Fait amusant, lors de notre exercice, un ingénieur coréen est surgi de nulle part pour se glisser sous le tableau de bord afin de nous désactiver la motricité aux roues arrière. Ainsi, sans avoir à changer de véhicule, nous sommes passés de la traction intégrale à la traction en quelques instants; bien entendu, la différence est énorme.

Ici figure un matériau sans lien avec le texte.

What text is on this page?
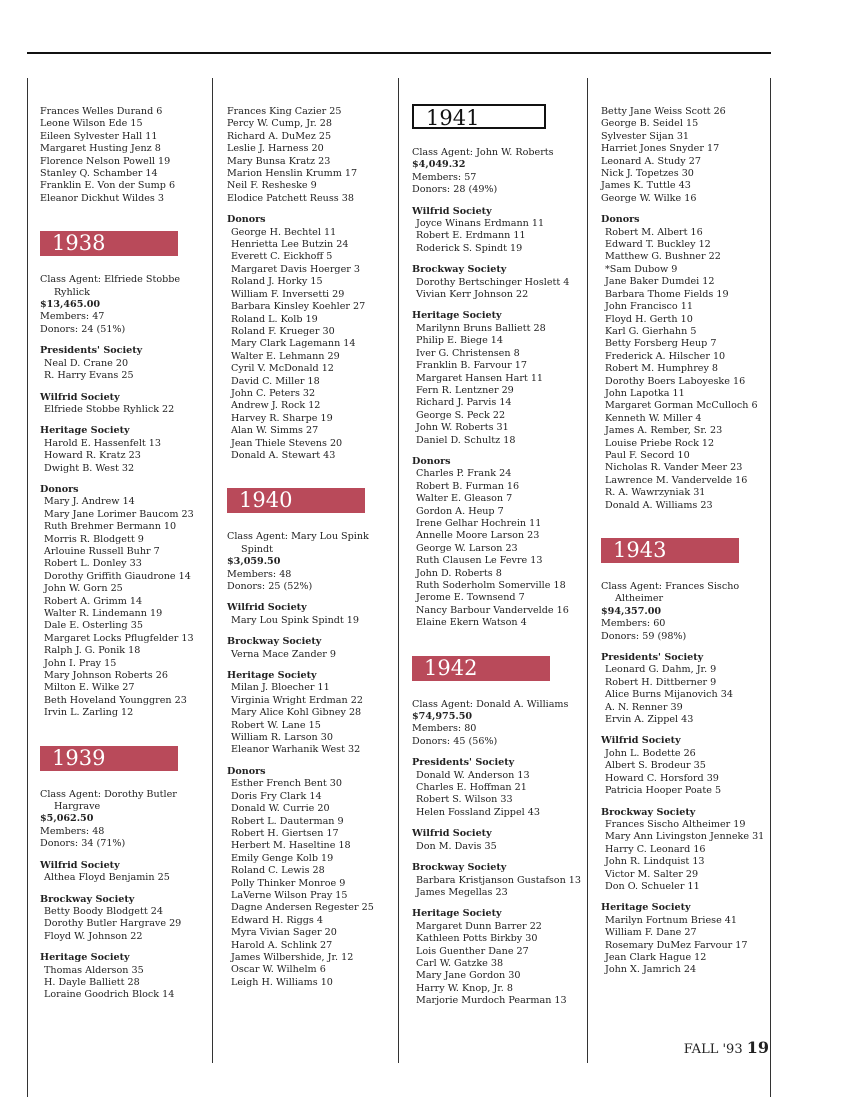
Frances Welles Durand 6
Leone Wilson Ede 15
Eileen Sylvester Hall 11
Margaret Husting Jenz 8
Florence Nelson Powell 19
Stanley Q. Schamber 14
Franklin E. Von der Sump 6
Eleanor Dickhut Wildes 3
1938
Class Agent: Elfriede Stobbe
Ryhlick
$13,465.00
Members: 47
Donors: 24 (51%)
Presidents' Society
Neal D. Crane 20
R. Harry Evans 25
Wilfrid Society
Elfriede Stobbe Ryhlick 22
Heritage Society
Harold E. Hassenfelt 13
Howard R. Kratz 23
Dwight B. West 32
Donors
Mary J. Andrew 14
Mary Jane Lorimer Baucom 23
Ruth Brehmer Bermann 10
Morris R. Blodgett 9
Arlouine Russell Buhr 7
Robert L. Donley 33
Dorothy Griffith Giaudrone 14
John W. Gorn 25
Robert A. Grimm 14
Walter R. Lindemann 19
Dale E. Osterling 35
Margaret Locks Pflugfelder 13
Ralph J. G. Ponik 18
John I. Pray 15
Mary Johnson Roberts 26
Milton E. Wilke 27
Beth Hoveland Younggren 23
Irvin L. Zarling 12
1939
Class Agent: Dorothy Butler
Hargrave
$5,062.50
Members: 48
Donors: 34 (71%)
Wilfrid Society
Althea Floyd Benjamin 25
Brockway Society
Betty Boody Blodgett 24
Dorothy Butler Hargrave 29
Floyd W. Johnson 22
Heritage Society
Thomas Alderson 35
H. Dayle Balliett 28
Loraine Goodrich Block 14
Frances King Cazier 25
Percy W. Cump, Jr. 28
Richard A. DuMez 25
Leslie J. Harness 20
Mary Bunsa Kratz 23
Marion Henslin Krumm 17
Neil F. Resheske 9
Elodice Patchett Reuss 38
Donors
George H. Bechtel 11
Henrietta Lee Butzin 24
Everett C. Eickhoff 5
Margaret Davis Hoerger 3
Roland J. Horky 15
William F. Inversetti 29
Barbara Kinsley Koehler 27
Roland L. Kolb 19
Roland F. Krueger 30
Mary Clark Lagemann 14
Walter E. Lehmann 29
Cyril V. McDonald 12
David C. Miller 18
John C. Peters 32
Andrew J. Rock 12
Harvey R. Sharpe 19
Alan W. Simms 27
Jean Thiele Stevens 20
Donald A. Stewart 43
1940
Class Agent: Mary Lou Spink
Spindt
$3,059.50
Members: 48
Donors: 25 (52%)
Wilfrid Society
Mary Lou Spink Spindt 19
Brockway Society
Verna Mace Zander 9
Heritage Society
Milan J. Bloecher 11
Virginia Wright Erdman 22
Mary Alice Kohl Gibney 28
Robert W. Lane 15
William R. Larson 30
Eleanor Warhanik West 32
Donors
Esther French Bent 30
Doris Fry Clark 14
Donald W. Currie 20
Robert L. Dauterman 9
Robert H. Giertsen 17
Herbert M. Haseltine 18
Emily Genge Kolb 19
Roland C. Lewis 28
Polly Thinker Monroe 9
LaVerne Wilson Pray 15
Dagne Andersen Regester 25
Edward H. Riggs 4
Myra Vivian Sager 20
Harold A. Schlink 27
James Wilbershide, Jr. 12
Oscar W. Wilhelm 6
Leigh H. Williams 10
1941
Class Agent: John W. Roberts
$4,049.32
Members: 57
Donors: 28 (49%)
Wilfrid Society
Joyce Winans Erdmann 11
Robert E. Erdmann 11
Roderick S. Spindt 19
Brockway Society
Dorothy Bertschinger Hoslett 4
Vivian Kerr Johnson 22
Heritage Society
Marilynn Bruns Balliett 28
Philip E. Biege 14
Iver G. Christensen 8
Franklin B. Farvour 17
Margaret Hansen Hart 11
Fern R. Lentzner 29
Richard J. Parvis 14
George S. Peck 22
John W. Roberts 31
Daniel D. Schultz 18
Donors
Charles P. Frank 24
Robert B. Furman 16
Walter E. Gleason 7
Gordon A. Heup 7
Irene Gelhar Hochrein 11
Annelle Moore Larson 23
George W. Larson 23
Ruth Clausen Le Fevre 13
John D. Roberts 8
Ruth Soderholm Somerville 18
Jerome E. Townsend 7
Nancy Barbour Vandervelde 16
Elaine Ekern Watson 4
1942
Class Agent: Donald A. Williams
$74,975.50
Members: 80
Donors: 45 (56%)
Presidents' Society
Donald W. Anderson 13
Charles E. Hoffman 21
Robert S. Wilson 33
Helen Fossland Zippel 43
Wilfrid Society
Don M. Davis 35
Brockway Society
Barbara Kristjanson Gustafson 13
James Megellas 23
Heritage Society
Margaret Dunn Barrer 22
Kathleen Potts Birkby 30
Lois Guenther Dane 27
Carl W. Gatzke 38
Mary Jane Gordon 30
Harry W. Knop, Jr. 8
Marjorie Murdoch Pearman 13
Betty Jane Weiss Scott 26
George B. Seidel 15
Sylvester Sijan 31
Harriet Jones Snyder 17
Leonard A. Study 27
Nick J. Topetzes 30
James K. Tuttle 43
George W. Wilke 16
Donors
Robert M. Albert 16
Edward T. Buckley 12
Matthew G. Bushner 22
*Sam Dubow 9
Jane Baker Dumdei 12
Barbara Thome Fields 19
John Francisco 11
Floyd H. Gerth 10
Karl G. Gierhahn 5
Betty Forsberg Heup 7
Frederick A. Hilscher 10
Robert M. Humphrey 8
Dorothy Boers Laboyeske 16
John Lapotka 11
Margaret Gorman McCulloch 6
Kenneth W. Miller 4
James A. Rember, Sr. 23
Louise Priebe Rock 12
Paul F. Secord 10
Nicholas R. Vander Meer 23
Lawrence M. Vandervelde 16
R. A. Wawrzyniak 31
Donald A. Williams 23
1943
Class Agent: Frances Sischo
Altheimer
$94,357.00
Members: 60
Donors: 59 (98%)
Presidents' Society
Leonard G. Dahm, Jr. 9
Robert H. Dittberner 9
Alice Burns Mijanovich 34
A. N. Renner 39
Ervin A. Zippel 43
Wilfrid Society
John L. Bodette 26
Albert S. Brodeur 35
Howard C. Horsford 39
Patricia Hooper Poate 5
Brockway Society
Frances Sischo Altheimer 19
Mary Ann Livingston Jenneke 31
Harry C. Leonard 16
John R. Lindquist 13
Victor M. Salter 29
Don O. Schueler 11
Heritage Society
Marilyn Fortnum Briese 41
William F. Dane 27
Rosemary DuMez Farvour 17
Jean Clark Hague 12
John X. Jamrich 24
FALL '93 19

Ça me permet de vous rappeler que le Santa Fe XL est servi en configuration à traction à travers la gamme et que la motricité aux quatre roues est offerte en option, sauf sur le modèle de base.

Conclusion
On va se dire les vraies choses. Grosso modo, tous les systèmes à traction intégrale sur le marché sont efficaces. Oui, certains sont plus compétents que d’autres, mais dans la conduite de tous les jours, ils augmentent tous le niveau de sécurité du véhicule qu’ils servent.

Si vous conduisez de façon plus agressive l’hiver, il y a lieu d’opter pour des voitures offrants des systèmes plus sophistiqués, y compris le HTRAC de la Hyundai Genesis.

Autrement, l’ensemble des autres systèmes vous satisfera.

Je vous laisserai seulement avec ce conseil. Lors de l’achat d’une voiture en hiver, n’hésitez pas à aller la mettre à l’essai pendant un blizzard ou dans un stationnement vide et enneigé. Vous aurez alors l’occasion de découvrir de quelle façon travaille sa traction intégrale et vous saurez alors si elle convient à votre façon de conduire.

Certains systèmes d’aides à la conduite viennent influencer le travail de ces tractions en étant plus intrusifs alors que d’autres s’avèrent plus permissifs. Les premiers rassurent les conducteurs plus nerveux et frustrent les plus expérimentés. Les deuxièmes ont l’effet inverse; ils angoissent les premiers et plaisent aux deuxièmes.

À chacun sa traction intégrale.

Et Hyundai en offre pour tous les goûts.